Finished or not. I am in the middle of a build and would like to see yours. {I'll post my pics as soon as I am allowed}. 

Moderators feel free to move this to correct forum if you need to

Dan


----------



## Mike Wingate (Apr 26, 2009)

Head rebuild.


----------



## Mike Wingate (Apr 26, 2009)

8 string bass. Through neck. Own brass bridge and tailpiece.


----------



## Mike Wingate (Apr 26, 2009)

Twin-neck 1974. Walnut body.


----------



## Mike Wingate (Apr 26, 2009)

Mahogany body, bolt on neck.


----------



## Mike Wingate (Apr 26, 2009)

There is a matching bass to this one somewhere.


----------



## Mike Wingate (Apr 26, 2009)

Mahogany body, semi solid with a maple cap. 3 piece mahogany neck, Schaller parts.


----------



## Mike Wingate (Apr 26, 2009)

Simple but horrible, but the customer is always right!


----------



## kp91 (Sep 10, 2004)

Mike Wingate said:


> Mahogany body, bolt on neck.


I love this one- simple but beautiful. The offset inlays in the fretboard are a unique detail. 

Too bad it's not a 5 string.

Great work!


----------



## Mike Wingate (Apr 26, 2009)

Thanks Kp. I have an updated version of this one that needs polishing and wiring, I will post a pic 2morrow.


----------



## Mike Wingate (Apr 26, 2009)

Older bass with a couple of cabs. Walnut, through neck, Fretless.


----------



## Mike Wingate (Apr 26, 2009)

A nice egonomic shape with a reay belly curve. Bubinga body. Wenge and bubinga 5 piece neck. Schaller hardware. Needs polishing and wiring.


----------



## danconway327 (Sep 30, 2009)

Nice work Mike!


----------



## TimP138 (Oct 2, 2010)

Great guitars Mike. Guitars are what got me into wood working and brought me here. I just finished my first, a solid body 6 stringer.
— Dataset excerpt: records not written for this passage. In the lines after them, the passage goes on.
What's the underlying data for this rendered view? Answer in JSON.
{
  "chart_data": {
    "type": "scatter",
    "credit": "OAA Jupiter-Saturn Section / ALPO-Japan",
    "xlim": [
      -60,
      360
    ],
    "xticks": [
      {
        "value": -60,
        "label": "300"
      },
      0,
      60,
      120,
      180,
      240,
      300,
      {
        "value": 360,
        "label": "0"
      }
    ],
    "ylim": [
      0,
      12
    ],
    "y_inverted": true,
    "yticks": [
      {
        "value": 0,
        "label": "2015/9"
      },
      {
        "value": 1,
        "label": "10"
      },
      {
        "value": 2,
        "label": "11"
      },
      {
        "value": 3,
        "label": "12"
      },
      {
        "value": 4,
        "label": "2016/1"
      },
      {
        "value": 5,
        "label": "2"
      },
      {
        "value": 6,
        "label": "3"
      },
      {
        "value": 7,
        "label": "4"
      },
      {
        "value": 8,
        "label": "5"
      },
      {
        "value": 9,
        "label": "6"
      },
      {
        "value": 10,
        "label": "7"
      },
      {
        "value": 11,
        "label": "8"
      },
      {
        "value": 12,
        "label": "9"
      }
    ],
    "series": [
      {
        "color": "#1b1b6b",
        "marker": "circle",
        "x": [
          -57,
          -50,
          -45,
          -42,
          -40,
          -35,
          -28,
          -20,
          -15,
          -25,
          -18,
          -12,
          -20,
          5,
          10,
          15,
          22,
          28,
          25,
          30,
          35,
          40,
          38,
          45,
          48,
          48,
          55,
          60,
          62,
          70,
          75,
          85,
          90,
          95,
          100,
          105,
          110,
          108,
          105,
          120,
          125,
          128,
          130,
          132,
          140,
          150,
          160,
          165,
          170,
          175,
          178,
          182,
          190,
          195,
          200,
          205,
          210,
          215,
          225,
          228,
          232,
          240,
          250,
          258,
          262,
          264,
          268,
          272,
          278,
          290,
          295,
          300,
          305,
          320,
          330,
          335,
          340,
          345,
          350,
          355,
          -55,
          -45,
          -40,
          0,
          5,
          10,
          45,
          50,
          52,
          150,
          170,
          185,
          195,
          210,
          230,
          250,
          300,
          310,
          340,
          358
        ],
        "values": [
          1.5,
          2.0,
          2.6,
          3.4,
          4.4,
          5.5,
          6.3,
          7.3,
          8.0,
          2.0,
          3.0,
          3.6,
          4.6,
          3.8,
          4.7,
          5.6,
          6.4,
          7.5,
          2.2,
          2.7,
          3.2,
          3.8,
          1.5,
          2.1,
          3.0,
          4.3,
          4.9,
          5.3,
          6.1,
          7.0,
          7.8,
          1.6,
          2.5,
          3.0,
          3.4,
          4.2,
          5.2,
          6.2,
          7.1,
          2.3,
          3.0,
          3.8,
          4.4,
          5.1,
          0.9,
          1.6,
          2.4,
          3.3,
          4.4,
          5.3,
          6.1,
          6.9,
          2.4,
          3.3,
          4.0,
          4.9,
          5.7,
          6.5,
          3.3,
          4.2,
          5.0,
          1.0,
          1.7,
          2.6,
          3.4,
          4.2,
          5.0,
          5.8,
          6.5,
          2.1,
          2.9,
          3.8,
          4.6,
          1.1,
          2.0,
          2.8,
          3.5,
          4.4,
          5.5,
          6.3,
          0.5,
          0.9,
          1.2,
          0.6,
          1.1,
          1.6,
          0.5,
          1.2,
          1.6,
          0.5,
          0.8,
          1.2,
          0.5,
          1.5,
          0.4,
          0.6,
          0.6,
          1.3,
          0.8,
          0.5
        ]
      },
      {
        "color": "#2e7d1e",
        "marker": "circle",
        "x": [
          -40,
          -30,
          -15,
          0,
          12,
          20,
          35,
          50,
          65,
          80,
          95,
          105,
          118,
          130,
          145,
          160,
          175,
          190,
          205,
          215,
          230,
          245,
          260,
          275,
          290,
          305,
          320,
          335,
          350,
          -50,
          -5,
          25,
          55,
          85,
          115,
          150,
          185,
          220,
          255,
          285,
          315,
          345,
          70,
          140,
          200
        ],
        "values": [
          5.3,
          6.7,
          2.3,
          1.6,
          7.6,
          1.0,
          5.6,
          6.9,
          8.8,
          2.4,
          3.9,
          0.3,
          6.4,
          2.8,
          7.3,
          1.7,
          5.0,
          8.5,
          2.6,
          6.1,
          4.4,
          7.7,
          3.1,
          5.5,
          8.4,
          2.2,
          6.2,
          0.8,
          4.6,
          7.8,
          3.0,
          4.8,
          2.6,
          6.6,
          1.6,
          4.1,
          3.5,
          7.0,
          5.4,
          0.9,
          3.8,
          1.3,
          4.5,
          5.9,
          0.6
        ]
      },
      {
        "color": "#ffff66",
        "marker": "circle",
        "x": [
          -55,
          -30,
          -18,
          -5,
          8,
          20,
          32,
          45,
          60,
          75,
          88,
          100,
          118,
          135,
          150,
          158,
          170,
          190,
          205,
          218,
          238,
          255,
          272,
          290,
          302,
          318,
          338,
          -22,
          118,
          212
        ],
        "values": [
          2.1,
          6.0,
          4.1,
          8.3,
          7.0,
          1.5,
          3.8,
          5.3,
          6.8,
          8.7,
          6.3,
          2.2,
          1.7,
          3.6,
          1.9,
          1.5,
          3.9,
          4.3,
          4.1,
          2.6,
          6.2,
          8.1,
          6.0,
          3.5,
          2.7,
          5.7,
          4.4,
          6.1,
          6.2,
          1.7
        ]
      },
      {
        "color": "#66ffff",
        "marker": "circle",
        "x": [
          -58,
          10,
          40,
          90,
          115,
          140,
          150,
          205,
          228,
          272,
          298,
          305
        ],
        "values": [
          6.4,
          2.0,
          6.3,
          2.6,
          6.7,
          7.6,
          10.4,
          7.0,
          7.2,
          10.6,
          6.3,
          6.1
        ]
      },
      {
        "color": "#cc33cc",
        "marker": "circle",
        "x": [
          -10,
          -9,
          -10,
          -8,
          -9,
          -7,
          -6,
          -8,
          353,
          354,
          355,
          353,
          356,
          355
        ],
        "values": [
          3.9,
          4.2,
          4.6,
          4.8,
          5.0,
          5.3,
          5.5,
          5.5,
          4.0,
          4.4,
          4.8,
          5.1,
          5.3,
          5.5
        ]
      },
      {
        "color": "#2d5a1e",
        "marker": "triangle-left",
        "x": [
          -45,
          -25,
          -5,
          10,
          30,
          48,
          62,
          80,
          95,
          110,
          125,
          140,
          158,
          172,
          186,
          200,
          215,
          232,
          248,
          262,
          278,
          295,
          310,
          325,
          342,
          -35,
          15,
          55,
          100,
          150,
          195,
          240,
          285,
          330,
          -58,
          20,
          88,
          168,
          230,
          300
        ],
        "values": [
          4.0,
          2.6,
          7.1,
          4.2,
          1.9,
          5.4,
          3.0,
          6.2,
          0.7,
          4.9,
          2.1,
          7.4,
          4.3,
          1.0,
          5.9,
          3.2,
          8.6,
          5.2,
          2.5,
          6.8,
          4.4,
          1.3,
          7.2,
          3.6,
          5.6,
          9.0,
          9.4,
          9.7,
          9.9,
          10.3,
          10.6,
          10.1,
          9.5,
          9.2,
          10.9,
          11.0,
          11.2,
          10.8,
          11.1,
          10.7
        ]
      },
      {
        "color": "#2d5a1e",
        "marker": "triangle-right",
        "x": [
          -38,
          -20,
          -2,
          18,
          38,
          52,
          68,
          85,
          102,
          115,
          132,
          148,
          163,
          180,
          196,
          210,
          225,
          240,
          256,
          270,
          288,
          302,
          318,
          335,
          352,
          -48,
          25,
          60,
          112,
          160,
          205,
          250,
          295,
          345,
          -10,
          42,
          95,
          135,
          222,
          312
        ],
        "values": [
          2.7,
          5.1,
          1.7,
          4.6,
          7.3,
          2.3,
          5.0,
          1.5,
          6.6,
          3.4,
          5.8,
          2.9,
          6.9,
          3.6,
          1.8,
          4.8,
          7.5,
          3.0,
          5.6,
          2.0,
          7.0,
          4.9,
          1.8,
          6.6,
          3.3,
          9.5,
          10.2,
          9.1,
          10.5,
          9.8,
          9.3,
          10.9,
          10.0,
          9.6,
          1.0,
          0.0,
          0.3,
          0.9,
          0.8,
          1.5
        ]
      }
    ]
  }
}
Glad to see I'm not the only guitar guy here...


----------



## Mike Wingate (Apr 26, 2009)

I think guitars are so creative, artistic, functional, sculptural. Must finish of a few more that I have in the workshop.


----------



## Mark (Aug 4, 2004)

Mike Wingate said:


> Head rebuild.


Wow Mike, I really like the styling of that head, very nice job!


----------